Complex economic simulations, depending on their parameters, suggest a wide variety of outcomes in the race between man and machine, but they almost universally conclude that the average worker will likely end up taking home a decreasing share of total income (Benzell et al, 2014) as humans become more reliant on machines for the continued improvement of their productivity. 

Automation versus ageing

Still, the automation debate needs to take into account another great conundrum of our era: ageing. With an ageing workforce, machines may claim some jobs, but the pool of workers to apply for them will be shrinking anyway. Furthermore, as the older workers retire they tend to become greater consumers of services than goods. Services require more human interaction, healthcare being a prime example.

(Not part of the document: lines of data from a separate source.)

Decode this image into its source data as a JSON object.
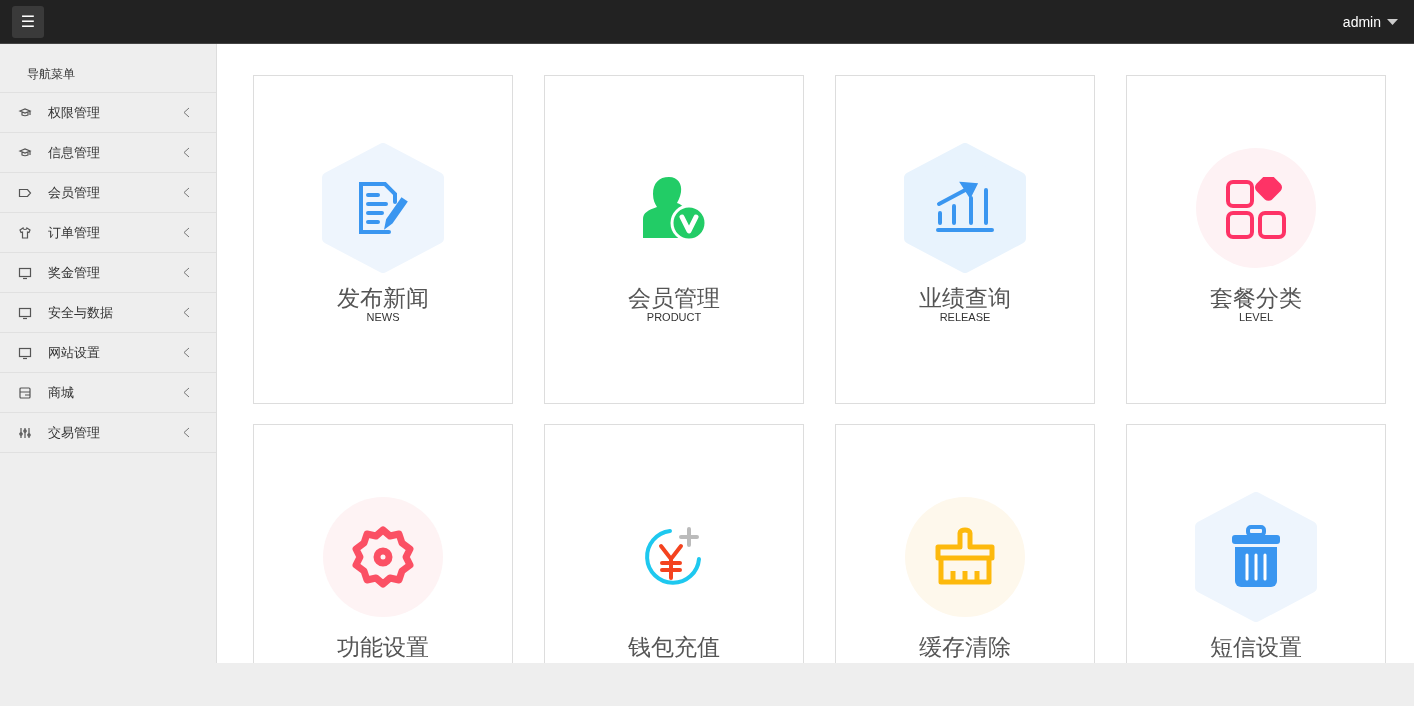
{
  "topbar": {
    "menu_button": "☰",
    "user": "admin"
  },
  "sidebar": {
    "title": "导航菜单",
    "items": [
      {
        "label": "权限管理",
        "kind": "cap",
        "expanded": false
      },
      {
        "label": "信息管理",
        "kind": "cap",
        "expanded": false
      },
      {
        "label": "会员管理",
        "kind": "tag",
        "expanded": false
      },
      {
        "label": "订单管理",
        "kind": "shirt",
        "expanded": false
      },
      {
        "label": "奖金管理",
        "kind": "monitor",
        "expanded": false
      },
      {
        "label": "安全与数据",
        "kind": "monitor",
        "expanded": false
      },
      {
        "label": "网站设置",
        "kind": "monitor",
        "expanded": false
      },
      {
        "label": "商城",
        "kind": "wallet",
        "expanded": false
      },
      {
        "label": "交易管理",
        "kind": "sliders",
        "expanded": false
      }
    ]
  },
  "cards": [
    {
      "title": "发布新闻",
      "subtitle": "NEWS",
      "kind": "document"
    },
    {
      "title": "会员管理",
      "subtitle": "PRODUCT",
      "kind": "user"
    },
    {
      "title": "业绩查询",
      "subtitle": "RELEASE",
      "kind": "chart"
    },
    {
      "title": "套餐分类",
      "subtitle": "LEVEL",
      "kind": "apps"
    },
    {
      "title": "功能设置",
      "kind": "gear"
    },
    {
      "title": "钱包充值",
      "kind": "yuan"
    },
    {
      "title": "缓存清除",
      "kind": "brush"
    },
    {
      "title": "短信设置",
      "kind": "trash"
    }
  ]
}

An ageing population will inevitably mean a longer time spent in retirement, and this will give rise to the need for significantly more financial planning advice. Issues such as how to pay for later-life care, or the best way to pass capital tax-effectively to the next generation, will need to be addressed.

The young, though they may be happy to research, choose and buy financial products online, may even prefer human contact to the continuous typing involved in a web chat.

Threat brings opportunity

The relationship between jobs and technology is far more nuanced than many commentators appreciate. This should provide some reassurance to clients who might have feared that their children or grandchildren face a life of robot-induced penury. Interaction with Baxter at the Science Museum suggests that any such dystopia is decades away. We have faith in mankind’s ingenuity and believe that technology will unleash as many new employment opportunities as threats.